Perguntas Frequentes sobre Imunoterapia para Câncer

i.O que é imunoterapia para câncer?
Imunoterapia para câncer é um tratamento oncológico que age sobre o sistema imunológico do paciente — potencializando sua capacidade de identificar e destruir células tumorais. Os medicamentos mais utilizados são os inibidores de checkpoint imunológico (pembrolizumabe, nivolumabe), que bloqueiam as proteínas que os tumores usam para se esconder do sistema imune.
ii.Imunoterapia substitui a quimioterapia?
Em alguns casos, sim — como melanoma avançado e câncer de pulmão com alta expressão de PD-L1. Em outros, os dois são combinados. A decisão depende do tipo de tumor, do estadiamento, dos biomarcadores e do perfil clínico do paciente. A escolha é do oncologista.
iii.Quais são os principais medicamentos de imunoterapia?
Os principais inibidores de checkpoint disponíveis no Brasil são: pembrolizumabe (Keytruda), nivolumabe (Opdivo), ipilimumabe (Yervoy), durvalumabe (Imfinzi) e atezolizumabe (Tecentriq) — todos aprovados pela ANVISA para indicações oncológicas específicas.

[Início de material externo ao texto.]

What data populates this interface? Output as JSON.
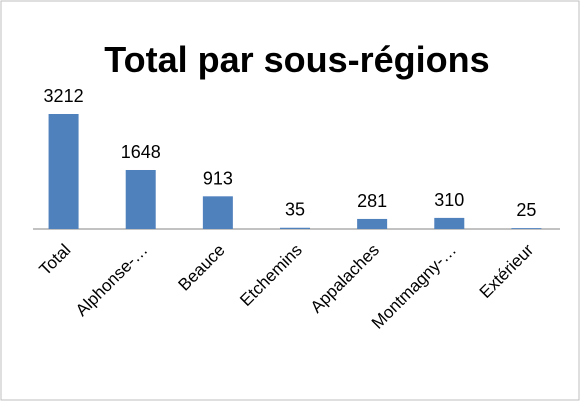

iv.O SUS fornece imunoterapia?
Sim — para indicações incorporadas ao PCDT pelo Ministério da Saúde, incluindo pembrolizumabe e nivolumabe para melanoma avançado e CPNPC. A lista do SUS é mais restrita do que as indicações aprovadas pela ANVISA. Quando a indicação não está no PCDT ou a liberação demora, a via judicial pode garantir o acesso.
v.O plano de saúde deve cobrir imunoterapia?

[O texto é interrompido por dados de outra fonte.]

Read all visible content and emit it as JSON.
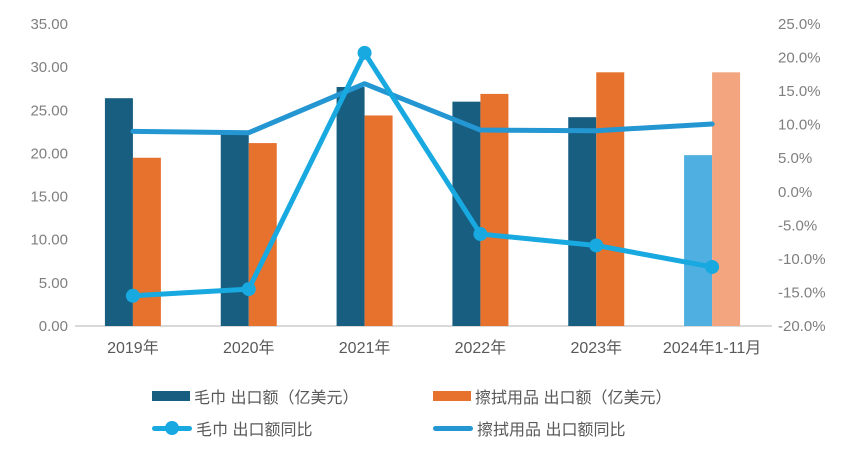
{
  "chart_data": {
    "type": "bar",
    "subtype": "combo-bar-line-dual-axis",
    "title": "",
    "categories": [
      "2019年",
      "2020年",
      "2021年",
      "2022年",
      "2023年",
      "2024年1-11月"
    ],
    "series": [
      {
        "name": "毛巾 出口额（亿美元）",
        "type": "bar",
        "axis": "left",
        "values": [
          26.4,
          22.3,
          27.7,
          26.0,
          24.2,
          19.8
        ],
        "point_colors": [
          "#175E80",
          "#175E80",
          "#175E80",
          "#175E80",
          "#175E80",
          "#4FAFE0"
        ]
      },
      {
        "name": "擦拭用品 出口额（亿美元）",
        "type": "bar",
        "axis": "left",
        "values": [
          19.5,
          21.2,
          24.4,
          26.9,
          29.4,
          29.4
        ],
        "point_colors": [
          "#E7722D",
          "#E7722D",
          "#E7722D",
          "#E7722D",
          "#E7722D",
          "#F2A57E"
        ]
      },
      {
        "name": "毛巾 出口额同比",
        "type": "line",
        "axis": "right",
        "marker": true,
        "values_pct": [
          -15.5,
          -14.5,
          20.7,
          -6.3,
          -8.0,
          -11.2
        ],
        "color": "#18A9E0"
      },
      {
        "name": "擦拭用品 出口额同比",
        "type": "line",
        "axis": "right",
        "marker": false,
        "values_pct": [
          9.0,
          8.8,
          16.1,
          9.2,
          9.1,
          10.1
        ],
        "color": "#2496D2"
      }
    ],
    "left_axis": {
      "min": 0,
      "max": 35,
      "step": 5,
      "tick_labels": [
        "0.00",
        "5.00",
        "10.00",
        "15.00",
        "20.00",
        "25.00",
        "30.00",
        "35.00"
      ]
    },
    "right_axis": {
      "min": -20,
      "max": 25,
      "step": 5,
      "tick_labels": [
        "-20.0%",
        "-15.0%",
        "-10.0%",
        "-5.0%",
        "0.0%",
        "5.0%",
        "10.0%",
        "15.0%",
        "20.0%",
        "25.0%"
      ]
    },
    "grid": false,
    "legend_position": "bottom"
  },
  "legend": {
    "items": [
      {
        "label": "毛巾 出口额（亿美元）",
        "swatch": "bar",
        "color": "#175E80"
      },
      {
        "label": "擦拭用品 出口额（亿美元）",
        "swatch": "bar",
        "color": "#E7722D"
      },
      {
        "label": "毛巾 出口额同比",
        "swatch": "line-marker",
        "color": "#18A9E0"
      },
      {
        "label": "擦拭用品 出口额同比",
        "swatch": "line",
        "color": "#2496D2"
      }
    ]
  },
  "colors": {
    "towel_bar": "#175E80",
    "wipe_bar": "#E7722D",
    "towel_bar_partial": "#4FAFE0",
    "wipe_bar_partial": "#F2A57E",
    "towel_line": "#18A9E0",
    "wipe_line": "#2496D2",
    "y_tick_text": "#7F7F7F",
    "x_tick_text": "#595959",
    "axis_line": "#D9D9D9",
    "background": "#FFFFFF"
  }
}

Com prescrição fundamentada do oncologista, a Lei 14.454/2022 sustenta o pedido de cobertura mesmo quando o medicamento não está expressamente no Rol da ANS para aquela indicação. A Lei 9.656/98 garante cobertura para o tratamento do câncer. A análise individualizada do caso define os melhores fundamentos de contestação.
vi.Quanto custa uma imunoterapia?
Pembrolizumabe a cada 3 semanas: R$ 18.000–25.000 por infusão — R$ 300.000 a R$ 430.000/ano. Nivolumabe a cada 2 semanas: R$ 12.000–18.000 por infusão — R$ 312.000 a R$ 468.000/ano. Combinações podem ultrapassar R$ 500.000 anuais. O custo elevado torna a cobertura pelo plano ou SUS indispensável para a maioria dos pacientes.
vii.Quais são os efeitos colaterais mais comuns?
Os efeitos são imunomediados. Os mais frequentes: reações cutâneas (rash, prurido), fadiga e alterações da tireoide. Menos comuns mas mais graves: colite (diarreia intensa), pneumonite (falta de ar) e hepatite imunomediada. Todo sintoma novo deve ser comunicado imediatamente ao oncologista.
viii.Quanto tempo dura o tratamento com imunoterapia?
Depende do medicamento, da indicação e da resposta. O padrão mais comum é até 2 anos (35 ciclos de pembrolizumabe a cada 3 semanas). Alguns protocolos preveem tratamento até progressão ou toxicidade. A duração é definida pelo oncologista com base na resposta clínica e nos critérios do protocolo.
ix.É possível conseguir imunoterapia por liminar judicial?
Sim — quando há indicação fundamentada e o plano nega ou o SUS demora. Em casos com doença ativa progressiva ou risco de perda de janela terapêutica, a tutela de urgência pode ser deferida em 24 a 72 horas. O laudo do oncologista com CID, estadiamento, biomarcadores e justificativa para o medicamento é o elemento mais determinante.
x.A imunoterapia pode curar o câncer?
Em alguns casos, sim. Em melanoma avançado, um subgrupo de pacientes tratados com inibidores de checkpoint manteve remissão completa por anos após o término — fenômeno que os ensaios clínicos passaram a chamar de "cura funcional". Para a maioria, o objetivo mais realista é o controle prolongado da doença e a extensão da sobrevida com qualidade de vida.